Concise and prophetic, this book exceeds by far the conventional limits of the discussion of money. With respect to inflation, it points out that there have been many inflations of national monetary units, but that in the past there always remained a single relatively stable unit, the pound in the 19th century and the dollar in the 20th, to which holders of vanishing units could take flight. This became the unit of account, enabling businesses to survive the extinction of their national unit.
What we are now experiencing, however, for the first time in history, is a global inflation with all of the national monetary units sliding into the sea. Riegel explains clearly the origins of the present world inflation and how a nonpolitical monetary unit and system might be constructed before the world business community suffers a collapse. He offers specific guidelines for such a unit and system, which would evolve competitively and not await political sanction or require political measures.

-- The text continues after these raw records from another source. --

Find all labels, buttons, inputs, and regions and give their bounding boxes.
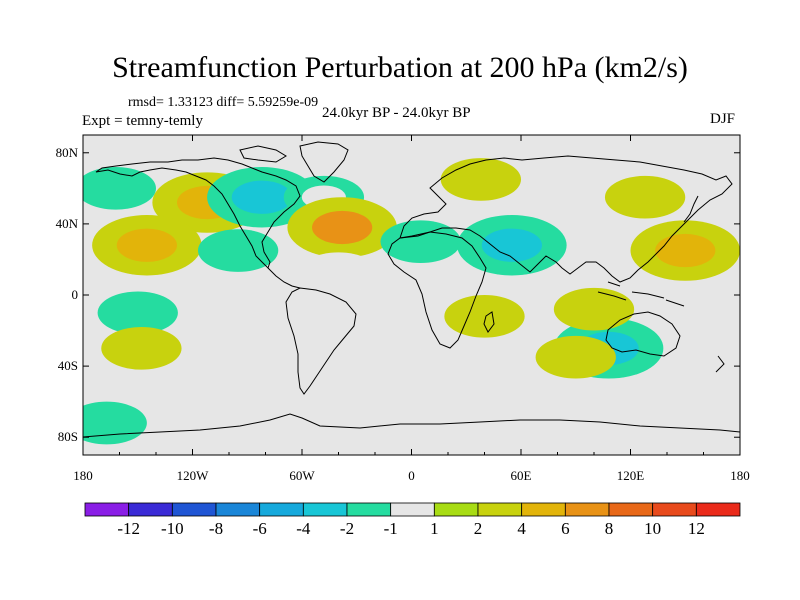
anomaly-region	[101, 327, 182, 370]
season-label: DJF	[710, 111, 736, 127]
colorbar-swatch	[390, 502, 435, 517]
colorbar-swatch	[652, 502, 697, 517]
anomaly-core	[655, 233, 716, 268]
map-axes: 80N 40N 0 40S 80S 180 120W 60W 0 60E 120E 180	[56, 135, 750, 483]
coast-indonesia	[597, 281, 685, 307]
anomaly-core	[481, 228, 542, 262]
anomaly-region	[535, 335, 616, 379]
period-label: 24.0kyr BP - 24.0kyr BP	[322, 105, 471, 121]
coast-south-america	[285, 287, 357, 395]
anomaly-region	[83, 401, 147, 445]
colorbar-label: 8	[605, 519, 614, 538]
x-tick-label: 0	[408, 468, 415, 483]
coast-north-america	[95, 157, 301, 269]
colorbar-swatch	[128, 502, 173, 517]
colorbar-label: -8	[209, 519, 223, 538]
anomaly-region	[83, 167, 156, 210]
colorbar-label: -6	[253, 519, 267, 538]
colorbar-label: -12	[117, 519, 140, 538]
colorbar-swatch	[477, 502, 523, 517]
experiment-label: Expt = temny-temly	[82, 113, 203, 129]
anomaly-region	[553, 287, 635, 331]
colorbar-swatch	[302, 502, 348, 517]
anomaly-region	[604, 175, 686, 219]
coast-japan	[683, 195, 699, 223]
chart-title: Streamfunction Perturbation at 200 hPa (…	[112, 51, 688, 84]
colorbar-label: -2	[340, 519, 354, 538]
anomaly-region	[97, 291, 178, 335]
x-tick-label: 180	[73, 468, 93, 483]
coast-arctic-islands	[239, 145, 287, 163]
anomaly-region	[696, 401, 740, 445]
colorbar-label: 1	[430, 519, 439, 538]
x-tick-label: 60W	[289, 468, 315, 483]
colorbar-swatch	[259, 502, 304, 517]
x-tick-label: 120E	[617, 468, 645, 483]
anomaly-core	[312, 210, 373, 245]
anomaly-core	[231, 180, 292, 214]
colorbar-swatch	[521, 502, 566, 517]
colorbar-label: -4	[296, 519, 311, 538]
coast-africa	[387, 231, 487, 349]
colorbar: -12 -10 -8 -6 -4 -2 -1 1 2 4 6 8 10 12	[84, 502, 741, 538]
coast-madagascar	[483, 311, 495, 333]
colorbar-swatch	[215, 502, 261, 517]
colorbar-label: 10	[644, 519, 661, 538]
colorbar-swatch	[608, 502, 654, 517]
colorbar-label: 12	[688, 519, 705, 538]
y-tick-label: 40N	[56, 216, 79, 231]
stats-label: rmsd= 1.33123 diff= 5.59259e-09	[128, 95, 319, 110]
coast-greenland	[299, 141, 349, 183]
anomaly-region	[197, 229, 279, 272]
y-tick-label: 80S	[58, 429, 78, 444]
x-tick-label: 60E	[511, 468, 532, 483]
colorbar-swatch	[564, 502, 610, 517]
anomaly-layer	[83, 158, 740, 445]
coastlines	[83, 141, 740, 438]
anomaly-region	[440, 158, 521, 201]
coast-central-america	[267, 267, 301, 289]
colorbar-label: 4	[517, 519, 526, 538]
coast-antarctica	[83, 413, 740, 438]
x-tick-label: 180	[730, 468, 750, 483]
anomaly-region	[444, 295, 525, 338]
anomaly-core	[116, 228, 177, 262]
anomaly-region	[298, 252, 379, 295]
coast-new-zealand	[715, 355, 725, 373]
anomaly-region	[380, 220, 461, 263]
colorbar-swatch	[433, 502, 479, 517]
y-tick-label: 80N	[56, 145, 79, 160]
coast-eurasia	[399, 155, 733, 283]
coast-australia	[605, 311, 681, 357]
y-tick-label: 0	[72, 287, 79, 302]
colorbar-swatch	[84, 502, 130, 517]
colorbar-swatch	[171, 502, 217, 517]
colorbar-swatch	[695, 502, 741, 517]
colorbar-label: -10	[161, 519, 184, 538]
colorbar-label: 2	[474, 519, 483, 538]
y-tick-label: 40S	[58, 358, 78, 373]
x-tick-label: 120W	[177, 468, 210, 483]
colorbar-label: -1	[384, 519, 398, 538]
colorbar-label: 6	[561, 519, 570, 538]
colorbar-swatch	[346, 502, 392, 517]
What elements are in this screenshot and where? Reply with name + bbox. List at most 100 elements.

One April morning in 1954, a monetary thinker and inflation counselor, considered a genius and a prophet by those few who knew him and his ideas, died obscurely of Parkinson’s disease. He was 75 years old. Only a few intimates knew that he had devoted the last years of his life, painfully because of his growing affliction, to writing a major book on the global inflation he saw ahead and its consequences for civilization. He lived long enough to completely draft the manuscript, then died. For all practical purposes, the manuscript was lost with his death. More than twenty years passed before it was discovered, accidentally, by persons unaware of its existence. Ironically, this may have been the best thing that could have happened to the book. Far from being hurt by its dormancy, it was as if the book had aged like fine wine-except that it was the world, not the book, that had changed. Riegel’s thesis was so far advanced for its time that no publisher in the 1950s would have believed it or considered it seriously. Today, it is quite another story. World events have proven the prophetic quality of the book and its relevance to the growing monetary crisis. At a time when, instead of inquiring into the nature of money and its role in exchange, everyone is trying to apply stop-gap remedies, this book provokes its reader to stop and change mental gears and begin to think fundamentally for perhaps the first time about money. This profound virtue of the book is sorely needed.
Riegel’s writing is readable, profound and relevant. He gives a clear analysis for the thoughtful layman of the underlying causes of the world monetary crisis and of the possibilities and probabilities before us. The reader will understand why Riegel predicted, fully ten years before his death, the present global inflation, and why he believed it would continue until the dollar slides completely into the sea. This book sets out with rare clarity the basis of Riegel’s thinking; the reader can judge for himself the validity of his conclusions.